We learned during our 20-week ultrasound that our son had multiple deformities. Neither my husband's family nor mine had any history of birth defects. We were young and healthy. We were totally unprepared when our OB told us that our son had spina bifida Myelomeningocele and handed us a box of tissues. Through the thick cloud of terror that descended upon us in the ultrasound room, we also learned that he would be faced with a variety of spina bifida related defects: hydrocephalus (spinal fluid on his brain) and to my acute horror, bilateral clubbed feet.

Taking all of this in at once felt like a hot knife in the belly, but the news of Henry's feet was, for some reason, the most troubling. After we left the doctor's office and for weeks afterward I pored over the ultrasound report hoping to make sense of it somehow. The wording he used to describe our son's feet was sub-optimal. I had no idea what that meant but it obviously wasn't good. I figured it was medical-speak for ew, gross!
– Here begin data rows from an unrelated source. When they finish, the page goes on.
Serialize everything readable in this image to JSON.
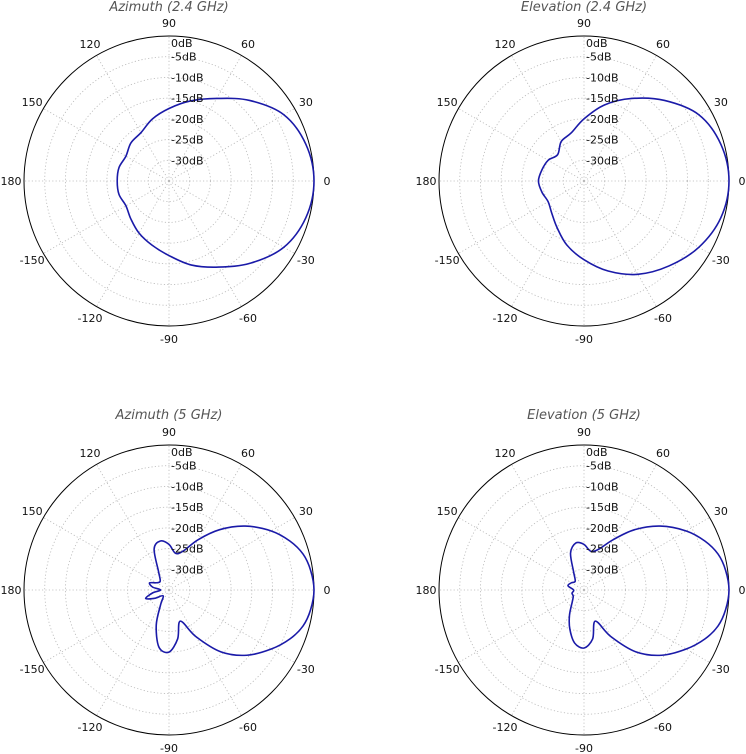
{
  "chart_data": [
    {
      "type": "polar-line",
      "title": "Azimuth (2.4 GHz)",
      "radial_unit": "dB",
      "radial_range": [
        -35,
        0
      ],
      "radial_ticks": [
        0,
        -5,
        -10,
        -15,
        -20,
        -25,
        -30
      ],
      "radial_tick_labels": [
        "0dB",
        "-5dB",
        "-10dB",
        "-15dB",
        "-20dB",
        "-25dB",
        "-30dB"
      ],
      "angle_ticks": [
        90,
        60,
        30,
        0,
        -30,
        -60,
        -90,
        -120,
        -150,
        180,
        150,
        120
      ],
      "angle_tick_labels": [
        "90",
        "60",
        "30",
        "0",
        "-30",
        "-60",
        "-90",
        "-120",
        "-150",
        "180",
        "150",
        "120"
      ],
      "grid": true,
      "series": [
        {
          "color": "#1a1aa8",
          "points": [
            [
              0,
              0
            ],
            [
              15,
              -0.8
            ],
            [
              30,
              -3
            ],
            [
              45,
              -7.5
            ],
            [
              60,
              -12
            ],
            [
              75,
              -15
            ],
            [
              90,
              -17.5
            ],
            [
              105,
              -19.5
            ],
            [
              120,
              -21.5
            ],
            [
              135,
              -22
            ],
            [
              150,
              -23
            ],
            [
              165,
              -22.5
            ],
            [
              180,
              -22.5
            ],
            [
              -165,
              -22.5
            ],
            [
              -150,
              -23
            ],
            [
              -135,
              -22
            ],
            [
              -120,
              -20.5
            ],
            [
              -105,
              -19
            ],
            [
              -90,
              -17
            ],
            [
              -75,
              -14
            ],
            [
              -60,
              -11
            ],
            [
              -45,
              -7
            ],
            [
              -30,
              -3
            ],
            [
              -15,
              -0.8
            ]
          ]
        }
      ]
    },
    {
      "type": "polar-line",
      "title": "Elevation (2.4 GHz)",
      "radial_unit": "dB",
      "radial_range": [
        -35,
        0
      ],
      "radial_ticks": [
        0,
        -5,
        -10,
        -15,
        -20,
        -25,
        -30
      ],
      "radial_tick_labels": [
        "0dB",
        "-5dB",
        "-10dB",
        "-15dB",
        "-20dB",
        "-25dB",
        "-30dB"
      ],
      "angle_ticks": [
        90,
        60,
        30,
        0,
        -30,
        -60,
        -90,
        -120,
        -150,
        180,
        150,
        120
      ],
      "angle_tick_labels": [
        "90",
        "60",
        "30",
        "0",
        "-30",
        "-60",
        "-90",
        "-120",
        "-150",
        "180",
        "150",
        "120"
      ],
      "grid": true,
      "series": [
        {
          "color": "#1a1aa8",
          "points": [
            [
              0,
              0
            ],
            [
              15,
              -0.8
            ],
            [
              30,
              -3
            ],
            [
              45,
              -7.5
            ],
            [
              60,
              -12
            ],
            [
              75,
              -16
            ],
            [
              90,
              -20
            ],
            [
              105,
              -23
            ],
            [
              120,
              -24
            ],
            [
              135,
              -26
            ],
            [
              150,
              -25
            ],
            [
              165,
              -24.5
            ],
            [
              180,
              -24
            ],
            [
              -165,
              -24.5
            ],
            [
              -150,
              -25
            ],
            [
              -135,
              -24
            ],
            [
              -120,
              -22
            ],
            [
              -105,
              -19
            ],
            [
              -90,
              -16
            ],
            [
              -75,
              -12.5
            ],
            [
              -60,
              -9
            ],
            [
              -45,
              -6
            ],
            [
              -30,
              -3
            ],
            [
              -15,
              -0.8
            ]
          ]
        }
      ]
    },
    {
      "type": "polar-line",
      "title": "Azimuth (5 GHz)",
      "radial_unit": "dB",
      "radial_range": [
        -35,
        0
      ],
      "radial_ticks": [
        0,
        -5,
        -10,
        -15,
        -20,
        -25,
        -30
      ],
      "radial_tick_labels": [
        "0dB",
        "-5dB",
        "-10dB",
        "-15dB",
        "-20dB",
        "-25dB",
        "-30dB"
      ],
      "angle_ticks": [
        90,
        60,
        30,
        0,
        -30,
        -60,
        -90,
        -120,
        -150,
        180,
        150,
        120
      ],
      "angle_tick_labels": [
        "90",
        "60",
        "30",
        "0",
        "-30",
        "-60",
        "-90",
        "-120",
        "-150",
        "180",
        "150",
        "120"
      ],
      "grid": true,
      "series": [
        {
          "color": "#1a1aa8",
          "points": [
            [
              0,
              0
            ],
            [
              8,
              -0.5
            ],
            [
              15,
              -1.5
            ],
            [
              22,
              -3.5
            ],
            [
              30,
              -6.5
            ],
            [
              40,
              -11
            ],
            [
              50,
              -16
            ],
            [
              60,
              -21
            ],
            [
              70,
              -25
            ],
            [
              80,
              -26
            ],
            [
              90,
              -24
            ],
            [
              100,
              -23
            ],
            [
              110,
              -24.5
            ],
            [
              120,
              -30
            ],
            [
              135,
              -32
            ],
            [
              150,
              -31.5
            ],
            [
              160,
              -30
            ],
            [
              170,
              -31
            ],
            [
              180,
              -33
            ],
            [
              -170,
              -31
            ],
            [
              -160,
              -29
            ],
            [
              -150,
              -31
            ],
            [
              -135,
              -33
            ],
            [
              -120,
              -31
            ],
            [
              -110,
              -26
            ],
            [
              -100,
              -21
            ],
            [
              -90,
              -20
            ],
            [
              -80,
              -23
            ],
            [
              -70,
              -27
            ],
            [
              -60,
              -22
            ],
            [
              -50,
              -15.5
            ],
            [
              -40,
              -10.5
            ],
            [
              -30,
              -6.5
            ],
            [
              -22,
              -3.5
            ],
            [
              -15,
              -1.5
            ],
            [
              -8,
              -0.5
            ]
          ]
        }
      ]
    },
    {
      "type": "polar-line",
      "title": "Elevation (5 GHz)",
      "radial_unit": "dB",
      "radial_range": [
        -35,
        0
      ],
      "radial_ticks": [
        0,
        -5,
        -10,
        -15,
        -20,
        -25,
        -30
      ],
      "radial_tick_labels": [
        "0dB",
        "-5dB",
        "-10dB",
        "-15dB",
        "-20dB",
        "-25dB",
        "-30dB"
      ],
      "angle_ticks": [
        90,
        60,
        30,
        0,
        -30,
        -60,
        -90,
        -120,
        -150,
        180,
        150,
        120
      ],
      "angle_tick_labels": [
        "90",
        "60",
        "30",
        "0",
        "-30",
        "-60",
        "-90",
        "-120",
        "-150",
        "180",
        "150",
        "120"
      ],
      "grid": true,
      "series": [
        {
          "color": "#1a1aa8",
          "points": [
            [
              0,
              0
            ],
            [
              8,
              -0.5
            ],
            [
              15,
              -1.5
            ],
            [
              22,
              -3.5
            ],
            [
              30,
              -6.5
            ],
            [
              40,
              -11
            ],
            [
              50,
              -16
            ],
            [
              60,
              -21
            ],
            [
              70,
              -24.5
            ],
            [
              80,
              -25.5
            ],
            [
              90,
              -24
            ],
            [
              100,
              -23.5
            ],
            [
              110,
              -25.5
            ],
            [
              120,
              -30
            ],
            [
              135,
              -32
            ],
            [
              150,
              -31.5
            ],
            [
              165,
              -31
            ],
            [
              180,
              -32.5
            ],
            [
              -165,
              -32
            ],
            [
              -150,
              -32
            ],
            [
              -135,
              -31
            ],
            [
              -120,
              -28
            ],
            [
              -110,
              -25
            ],
            [
              -100,
              -22
            ],
            [
              -90,
              -21
            ],
            [
              -80,
              -23
            ],
            [
              -70,
              -27
            ],
            [
              -60,
              -22
            ],
            [
              -50,
              -15.5
            ],
            [
              -40,
              -10.5
            ],
            [
              -30,
              -6.5
            ],
            [
              -22,
              -3.5
            ],
            [
              -15,
              -1.5
            ],
            [
              -8,
              -0.5
            ]
          ]
        }
      ]
    }
  ]
}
We had a 15-month-old daughter at the time and every part of her was delicious. She had gone from a mewling, beet-red blob to a bright, inquisitive, chipmunk-cheeked toddler. My heart ached when I watched her plod around the kitchen, realizing that our son might not hit these same milestones. I savored every part of her pink, clammy feet and her pudgy cankles. I looked forward to nibbling on our next child's toes the way I had nibbled on hers. But would Henry even have toes? Would he have feet at all? What did a “clubbed” foot look like? I was too scared to google it. I thought, at best, it would look deformed and mangled like a chicken drumstick.

When he came out five weeks prematurely, but thankfully stable, I didn't see him for 16 hours. Between recovering from surgery (me a c-section and Henry a spinal lesion closure) it was 11:30pm before the nurses finally wheeled me to the NICU to meet him. I hustled, slightly panicked, wanting to make it down there before midnight so I could meet him on the day of his birth. When I saw him, he was lying on his stomach in a warm little pod, sleeping, with his knees curled under him. His tiny feet poked out under his diapered bottom with individual toes, not even the size of frozen peas.

His feet were sickled, like parenthesis. They were pink and impossibly smooth. They were clubbed. But so what? Clubbed, I remember thinking. What, these? They're just a little bent, my goodness. Was this what we were all so worried about—these precious little feet? 

Henry is 15 months old now. He has chipmunk cheeks. He is bright and inquisitive. Although, he’ll need corrective surgery before he can walk, he crawls around the kitchen at lightning speed. He chases his sister and she screams. He laughs at her and crawls faster.

I scoop him up in my arms and nibble his perfect toes.